Based on the same premise as public social networks such as Twitter and Facebook, Yammer is designed to generate discussion inside a business using a message board.
These conversations are much easier to follow than email, says Dr Edwin Kruys (pictured), a GP at the practice, and they can be searched, organised and filed.
“Yammer is great for having discussions with like-minded people without the world watching over your shoulder. It is password protected and only accessible for people within one organisation”, he says.
Dr Kruys says the trial showed Yammer had a positive effect on the work atmosphere and made the practice feel smaller.
However, not everyone liked the tool or opted to use it, which reduced its effectiveness.
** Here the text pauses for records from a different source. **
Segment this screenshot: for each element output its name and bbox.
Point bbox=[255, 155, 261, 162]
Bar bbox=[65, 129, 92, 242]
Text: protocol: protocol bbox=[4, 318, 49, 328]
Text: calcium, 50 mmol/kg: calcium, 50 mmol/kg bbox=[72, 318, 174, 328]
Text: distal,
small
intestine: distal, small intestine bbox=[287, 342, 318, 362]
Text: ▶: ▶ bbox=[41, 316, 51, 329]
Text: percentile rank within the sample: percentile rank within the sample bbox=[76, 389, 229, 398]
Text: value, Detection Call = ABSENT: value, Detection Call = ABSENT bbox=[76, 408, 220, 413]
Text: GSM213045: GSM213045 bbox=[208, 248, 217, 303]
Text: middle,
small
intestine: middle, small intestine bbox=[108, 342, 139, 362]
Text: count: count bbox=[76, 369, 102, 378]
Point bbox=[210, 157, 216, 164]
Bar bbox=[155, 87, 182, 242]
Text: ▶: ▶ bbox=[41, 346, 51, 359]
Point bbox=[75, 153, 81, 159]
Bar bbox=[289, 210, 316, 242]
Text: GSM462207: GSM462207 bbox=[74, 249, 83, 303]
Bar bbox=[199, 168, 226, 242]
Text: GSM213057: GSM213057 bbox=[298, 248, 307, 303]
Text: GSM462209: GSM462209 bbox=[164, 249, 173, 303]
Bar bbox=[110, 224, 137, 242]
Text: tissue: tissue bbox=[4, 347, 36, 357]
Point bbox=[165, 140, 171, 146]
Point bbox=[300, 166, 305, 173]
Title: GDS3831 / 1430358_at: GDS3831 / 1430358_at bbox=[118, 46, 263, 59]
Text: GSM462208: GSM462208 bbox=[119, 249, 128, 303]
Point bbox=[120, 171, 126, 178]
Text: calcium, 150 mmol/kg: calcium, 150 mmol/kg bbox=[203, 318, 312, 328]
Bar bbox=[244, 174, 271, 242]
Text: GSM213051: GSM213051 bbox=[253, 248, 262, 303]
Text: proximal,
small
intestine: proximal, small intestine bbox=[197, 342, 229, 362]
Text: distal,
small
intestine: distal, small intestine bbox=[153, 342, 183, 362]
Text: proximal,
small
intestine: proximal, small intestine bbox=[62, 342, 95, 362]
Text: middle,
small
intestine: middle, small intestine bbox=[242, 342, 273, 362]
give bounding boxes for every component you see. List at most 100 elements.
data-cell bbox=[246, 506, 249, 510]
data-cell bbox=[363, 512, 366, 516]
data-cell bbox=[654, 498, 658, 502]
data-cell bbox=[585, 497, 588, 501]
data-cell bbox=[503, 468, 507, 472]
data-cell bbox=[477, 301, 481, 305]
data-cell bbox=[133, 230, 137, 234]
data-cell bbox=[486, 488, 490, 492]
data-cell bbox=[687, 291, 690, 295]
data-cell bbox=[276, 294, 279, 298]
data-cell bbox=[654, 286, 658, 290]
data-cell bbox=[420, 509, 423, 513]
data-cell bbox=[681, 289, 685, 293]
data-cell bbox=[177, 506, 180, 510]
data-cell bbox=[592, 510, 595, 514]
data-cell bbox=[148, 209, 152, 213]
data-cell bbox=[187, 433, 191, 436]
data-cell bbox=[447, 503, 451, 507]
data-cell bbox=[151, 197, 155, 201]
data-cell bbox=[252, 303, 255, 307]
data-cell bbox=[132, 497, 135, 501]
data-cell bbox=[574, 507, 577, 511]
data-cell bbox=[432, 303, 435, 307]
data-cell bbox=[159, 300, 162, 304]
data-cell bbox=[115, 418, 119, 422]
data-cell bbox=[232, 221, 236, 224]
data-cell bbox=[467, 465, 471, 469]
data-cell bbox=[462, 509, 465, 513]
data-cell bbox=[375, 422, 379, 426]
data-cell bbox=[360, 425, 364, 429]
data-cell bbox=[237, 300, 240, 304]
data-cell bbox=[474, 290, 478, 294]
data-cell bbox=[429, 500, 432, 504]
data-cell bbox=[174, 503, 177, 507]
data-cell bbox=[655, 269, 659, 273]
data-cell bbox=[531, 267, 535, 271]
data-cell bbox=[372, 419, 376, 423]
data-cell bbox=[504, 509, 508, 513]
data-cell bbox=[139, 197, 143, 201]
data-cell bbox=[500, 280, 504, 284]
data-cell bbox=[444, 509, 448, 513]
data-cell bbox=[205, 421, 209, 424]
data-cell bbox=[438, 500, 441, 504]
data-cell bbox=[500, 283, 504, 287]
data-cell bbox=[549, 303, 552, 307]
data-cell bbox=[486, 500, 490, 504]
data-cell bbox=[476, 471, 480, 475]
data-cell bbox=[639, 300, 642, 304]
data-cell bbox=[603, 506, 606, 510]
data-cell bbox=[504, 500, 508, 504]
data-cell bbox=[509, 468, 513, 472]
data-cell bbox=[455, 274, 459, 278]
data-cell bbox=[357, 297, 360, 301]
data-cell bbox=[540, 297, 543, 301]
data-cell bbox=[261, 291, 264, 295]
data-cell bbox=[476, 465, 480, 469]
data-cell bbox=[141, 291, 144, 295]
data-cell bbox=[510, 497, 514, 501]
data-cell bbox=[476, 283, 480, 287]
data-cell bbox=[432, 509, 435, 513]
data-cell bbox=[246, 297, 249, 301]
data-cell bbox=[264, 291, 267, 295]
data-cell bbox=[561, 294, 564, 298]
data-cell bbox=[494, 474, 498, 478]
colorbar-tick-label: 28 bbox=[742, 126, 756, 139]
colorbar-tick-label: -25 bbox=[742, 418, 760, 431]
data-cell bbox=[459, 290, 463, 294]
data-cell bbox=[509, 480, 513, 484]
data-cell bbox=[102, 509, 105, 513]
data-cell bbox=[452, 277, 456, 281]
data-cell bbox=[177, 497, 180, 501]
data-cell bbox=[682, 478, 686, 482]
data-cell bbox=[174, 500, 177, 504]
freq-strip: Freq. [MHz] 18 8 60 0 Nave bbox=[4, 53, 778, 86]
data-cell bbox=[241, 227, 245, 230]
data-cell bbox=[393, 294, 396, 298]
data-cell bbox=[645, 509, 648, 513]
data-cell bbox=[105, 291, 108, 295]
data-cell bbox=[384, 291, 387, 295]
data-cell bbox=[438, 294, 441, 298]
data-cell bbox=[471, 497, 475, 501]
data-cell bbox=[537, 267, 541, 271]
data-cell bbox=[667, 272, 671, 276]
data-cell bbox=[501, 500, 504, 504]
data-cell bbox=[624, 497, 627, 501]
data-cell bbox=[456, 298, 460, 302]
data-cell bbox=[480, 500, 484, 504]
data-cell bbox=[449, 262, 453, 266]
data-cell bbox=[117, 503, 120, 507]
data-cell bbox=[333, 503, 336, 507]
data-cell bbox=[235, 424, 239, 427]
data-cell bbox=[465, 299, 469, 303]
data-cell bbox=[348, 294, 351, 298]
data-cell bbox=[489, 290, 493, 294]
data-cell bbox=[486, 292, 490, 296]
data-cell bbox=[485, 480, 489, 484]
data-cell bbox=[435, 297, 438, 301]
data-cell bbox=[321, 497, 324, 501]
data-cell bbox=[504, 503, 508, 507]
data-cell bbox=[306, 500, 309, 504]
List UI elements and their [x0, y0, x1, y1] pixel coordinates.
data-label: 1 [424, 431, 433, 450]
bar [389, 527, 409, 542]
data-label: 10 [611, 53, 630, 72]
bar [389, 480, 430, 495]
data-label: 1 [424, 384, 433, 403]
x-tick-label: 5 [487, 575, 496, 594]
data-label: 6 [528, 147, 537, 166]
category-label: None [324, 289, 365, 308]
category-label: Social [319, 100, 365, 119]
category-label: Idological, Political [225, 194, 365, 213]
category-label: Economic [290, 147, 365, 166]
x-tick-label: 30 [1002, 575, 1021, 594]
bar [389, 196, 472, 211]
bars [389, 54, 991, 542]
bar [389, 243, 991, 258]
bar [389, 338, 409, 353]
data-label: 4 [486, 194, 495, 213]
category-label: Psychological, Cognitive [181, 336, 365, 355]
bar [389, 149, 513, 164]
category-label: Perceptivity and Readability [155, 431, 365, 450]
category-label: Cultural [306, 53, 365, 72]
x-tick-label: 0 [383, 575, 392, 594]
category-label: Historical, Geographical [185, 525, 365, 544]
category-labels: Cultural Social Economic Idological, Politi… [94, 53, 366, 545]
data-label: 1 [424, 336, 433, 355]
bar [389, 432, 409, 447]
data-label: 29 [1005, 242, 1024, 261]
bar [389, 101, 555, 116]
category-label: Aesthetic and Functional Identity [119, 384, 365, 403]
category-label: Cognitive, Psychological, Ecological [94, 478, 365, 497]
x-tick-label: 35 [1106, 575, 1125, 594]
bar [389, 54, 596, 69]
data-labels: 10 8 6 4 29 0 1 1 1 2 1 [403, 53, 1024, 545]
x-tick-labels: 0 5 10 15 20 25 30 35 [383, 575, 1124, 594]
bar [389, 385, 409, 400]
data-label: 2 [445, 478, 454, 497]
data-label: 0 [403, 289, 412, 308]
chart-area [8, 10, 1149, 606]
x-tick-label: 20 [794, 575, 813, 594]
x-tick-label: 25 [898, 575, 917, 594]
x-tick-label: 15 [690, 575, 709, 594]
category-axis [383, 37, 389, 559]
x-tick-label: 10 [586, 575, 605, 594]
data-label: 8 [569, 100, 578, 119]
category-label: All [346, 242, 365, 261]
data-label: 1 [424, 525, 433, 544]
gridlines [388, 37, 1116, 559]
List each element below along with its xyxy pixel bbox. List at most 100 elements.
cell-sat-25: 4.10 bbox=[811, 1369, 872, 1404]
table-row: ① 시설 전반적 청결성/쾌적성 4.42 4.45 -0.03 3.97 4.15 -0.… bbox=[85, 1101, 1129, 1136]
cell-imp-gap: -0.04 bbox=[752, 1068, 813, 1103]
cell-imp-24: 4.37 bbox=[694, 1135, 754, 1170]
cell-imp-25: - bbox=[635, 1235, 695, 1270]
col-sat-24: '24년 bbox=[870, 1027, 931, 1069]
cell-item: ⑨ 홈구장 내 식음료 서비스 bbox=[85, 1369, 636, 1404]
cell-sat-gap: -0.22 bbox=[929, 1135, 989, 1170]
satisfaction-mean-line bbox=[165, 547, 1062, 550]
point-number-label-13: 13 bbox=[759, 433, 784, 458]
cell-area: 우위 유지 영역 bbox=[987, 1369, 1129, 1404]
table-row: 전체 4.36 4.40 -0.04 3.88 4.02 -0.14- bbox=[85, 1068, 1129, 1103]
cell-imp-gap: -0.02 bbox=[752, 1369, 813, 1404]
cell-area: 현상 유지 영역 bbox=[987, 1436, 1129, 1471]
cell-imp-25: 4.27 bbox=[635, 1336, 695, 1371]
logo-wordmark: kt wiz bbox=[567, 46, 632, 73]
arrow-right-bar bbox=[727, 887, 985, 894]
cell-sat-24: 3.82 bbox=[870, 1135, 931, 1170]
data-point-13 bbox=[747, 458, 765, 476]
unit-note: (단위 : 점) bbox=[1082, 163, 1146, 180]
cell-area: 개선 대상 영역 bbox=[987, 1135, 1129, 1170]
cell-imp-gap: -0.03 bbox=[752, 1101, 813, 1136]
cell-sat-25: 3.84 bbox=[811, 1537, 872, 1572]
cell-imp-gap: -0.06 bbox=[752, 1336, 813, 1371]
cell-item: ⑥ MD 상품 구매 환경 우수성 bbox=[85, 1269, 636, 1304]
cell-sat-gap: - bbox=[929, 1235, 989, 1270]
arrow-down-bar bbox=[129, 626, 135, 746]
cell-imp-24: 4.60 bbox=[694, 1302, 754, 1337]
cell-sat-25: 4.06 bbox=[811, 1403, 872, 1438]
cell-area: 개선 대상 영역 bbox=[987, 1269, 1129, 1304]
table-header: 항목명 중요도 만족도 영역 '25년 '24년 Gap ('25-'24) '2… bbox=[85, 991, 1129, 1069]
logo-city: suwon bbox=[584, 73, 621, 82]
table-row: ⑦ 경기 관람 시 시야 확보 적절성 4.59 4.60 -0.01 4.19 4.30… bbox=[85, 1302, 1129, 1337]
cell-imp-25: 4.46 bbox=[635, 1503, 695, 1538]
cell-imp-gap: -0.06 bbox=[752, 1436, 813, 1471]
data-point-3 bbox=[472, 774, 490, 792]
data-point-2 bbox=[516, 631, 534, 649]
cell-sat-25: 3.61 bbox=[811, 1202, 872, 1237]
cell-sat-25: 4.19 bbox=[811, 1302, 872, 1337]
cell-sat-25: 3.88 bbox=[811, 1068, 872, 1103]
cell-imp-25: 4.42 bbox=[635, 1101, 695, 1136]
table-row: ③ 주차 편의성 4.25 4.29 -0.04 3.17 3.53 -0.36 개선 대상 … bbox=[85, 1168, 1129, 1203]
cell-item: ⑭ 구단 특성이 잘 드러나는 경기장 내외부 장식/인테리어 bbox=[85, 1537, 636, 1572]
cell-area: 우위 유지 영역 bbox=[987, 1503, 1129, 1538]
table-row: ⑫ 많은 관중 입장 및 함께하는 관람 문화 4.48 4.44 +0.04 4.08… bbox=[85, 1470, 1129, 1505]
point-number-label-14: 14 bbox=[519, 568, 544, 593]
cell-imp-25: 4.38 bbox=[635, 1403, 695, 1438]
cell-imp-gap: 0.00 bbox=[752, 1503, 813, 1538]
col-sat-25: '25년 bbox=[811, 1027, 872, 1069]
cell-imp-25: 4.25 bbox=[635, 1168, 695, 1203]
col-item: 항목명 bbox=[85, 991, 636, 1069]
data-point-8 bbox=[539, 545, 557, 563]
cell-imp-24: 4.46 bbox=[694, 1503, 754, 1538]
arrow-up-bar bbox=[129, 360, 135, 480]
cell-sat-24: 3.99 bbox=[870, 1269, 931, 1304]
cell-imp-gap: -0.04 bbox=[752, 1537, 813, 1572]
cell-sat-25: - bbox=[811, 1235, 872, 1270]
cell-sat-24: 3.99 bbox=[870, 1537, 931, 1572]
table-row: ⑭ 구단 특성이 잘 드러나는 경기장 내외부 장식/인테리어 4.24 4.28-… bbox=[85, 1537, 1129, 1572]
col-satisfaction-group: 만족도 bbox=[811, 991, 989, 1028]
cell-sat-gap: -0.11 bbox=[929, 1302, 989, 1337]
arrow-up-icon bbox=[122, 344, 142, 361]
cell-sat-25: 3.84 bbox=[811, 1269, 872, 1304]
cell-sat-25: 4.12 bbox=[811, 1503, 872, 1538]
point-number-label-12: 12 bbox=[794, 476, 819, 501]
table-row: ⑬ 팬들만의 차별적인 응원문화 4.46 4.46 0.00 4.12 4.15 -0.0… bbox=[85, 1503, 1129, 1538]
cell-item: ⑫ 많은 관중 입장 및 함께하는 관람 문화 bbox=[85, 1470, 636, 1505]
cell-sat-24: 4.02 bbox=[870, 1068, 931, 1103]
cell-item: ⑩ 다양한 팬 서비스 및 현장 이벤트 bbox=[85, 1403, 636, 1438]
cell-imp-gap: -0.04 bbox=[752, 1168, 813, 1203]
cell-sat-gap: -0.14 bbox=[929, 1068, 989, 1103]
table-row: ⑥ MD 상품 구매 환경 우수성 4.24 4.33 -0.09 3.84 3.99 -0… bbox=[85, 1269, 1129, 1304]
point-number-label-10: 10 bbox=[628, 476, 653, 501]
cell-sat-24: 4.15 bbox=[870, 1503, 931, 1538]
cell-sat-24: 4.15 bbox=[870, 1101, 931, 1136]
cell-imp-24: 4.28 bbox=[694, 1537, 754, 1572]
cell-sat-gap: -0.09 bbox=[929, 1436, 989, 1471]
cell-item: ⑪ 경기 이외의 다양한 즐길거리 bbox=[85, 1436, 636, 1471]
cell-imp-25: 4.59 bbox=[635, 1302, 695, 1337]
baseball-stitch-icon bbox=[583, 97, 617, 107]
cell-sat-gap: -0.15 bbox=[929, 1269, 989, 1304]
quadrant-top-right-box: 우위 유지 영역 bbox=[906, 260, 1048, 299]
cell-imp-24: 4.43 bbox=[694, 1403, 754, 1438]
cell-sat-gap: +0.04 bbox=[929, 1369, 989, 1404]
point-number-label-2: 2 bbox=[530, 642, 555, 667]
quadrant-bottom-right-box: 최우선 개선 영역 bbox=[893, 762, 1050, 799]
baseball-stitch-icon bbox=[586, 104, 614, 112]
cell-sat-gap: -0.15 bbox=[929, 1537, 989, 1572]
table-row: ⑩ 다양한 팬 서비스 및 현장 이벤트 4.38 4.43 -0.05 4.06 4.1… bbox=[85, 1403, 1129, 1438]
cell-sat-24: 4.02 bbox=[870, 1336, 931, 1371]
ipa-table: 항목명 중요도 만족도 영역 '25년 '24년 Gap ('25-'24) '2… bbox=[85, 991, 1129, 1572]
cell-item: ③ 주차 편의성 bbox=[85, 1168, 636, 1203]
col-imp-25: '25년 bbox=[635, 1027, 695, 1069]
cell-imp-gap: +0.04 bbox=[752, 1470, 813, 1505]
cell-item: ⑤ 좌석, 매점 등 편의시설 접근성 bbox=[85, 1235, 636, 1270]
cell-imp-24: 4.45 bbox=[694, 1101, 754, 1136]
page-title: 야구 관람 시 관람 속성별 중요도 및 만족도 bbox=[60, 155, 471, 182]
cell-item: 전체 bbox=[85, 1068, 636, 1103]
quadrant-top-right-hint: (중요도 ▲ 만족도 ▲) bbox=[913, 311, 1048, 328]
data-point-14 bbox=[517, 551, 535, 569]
The trial was recently halted as a result, he says.
“My tip for organisations trialling enterprise social networks would be to make it part of the business strategy first and make sure that senior management is on board before you introduce it.”
Doctors who blog
Like most medical bloggers, emergency physician Dr Cliff Reid writes and publishes posts about medicine in his own time.
He initially created his blog, Resus.ME, to track new research findings in resuscitation as a personal reference point, but he now uses it to share this knowledge with others in his field.
“I’m committed to keeping it going as others also find it useful”, Dr Reid says. “So many people are now doing high-quality blogs and podcasts in their own time for free, and I’m proud to be part of this free-access movement.”
He uses tools such as Twitter to disseminate his posts — and other content such as conference hashtags — more widely.
“It’s a uniquely 21st century experience”, Dr Reid says.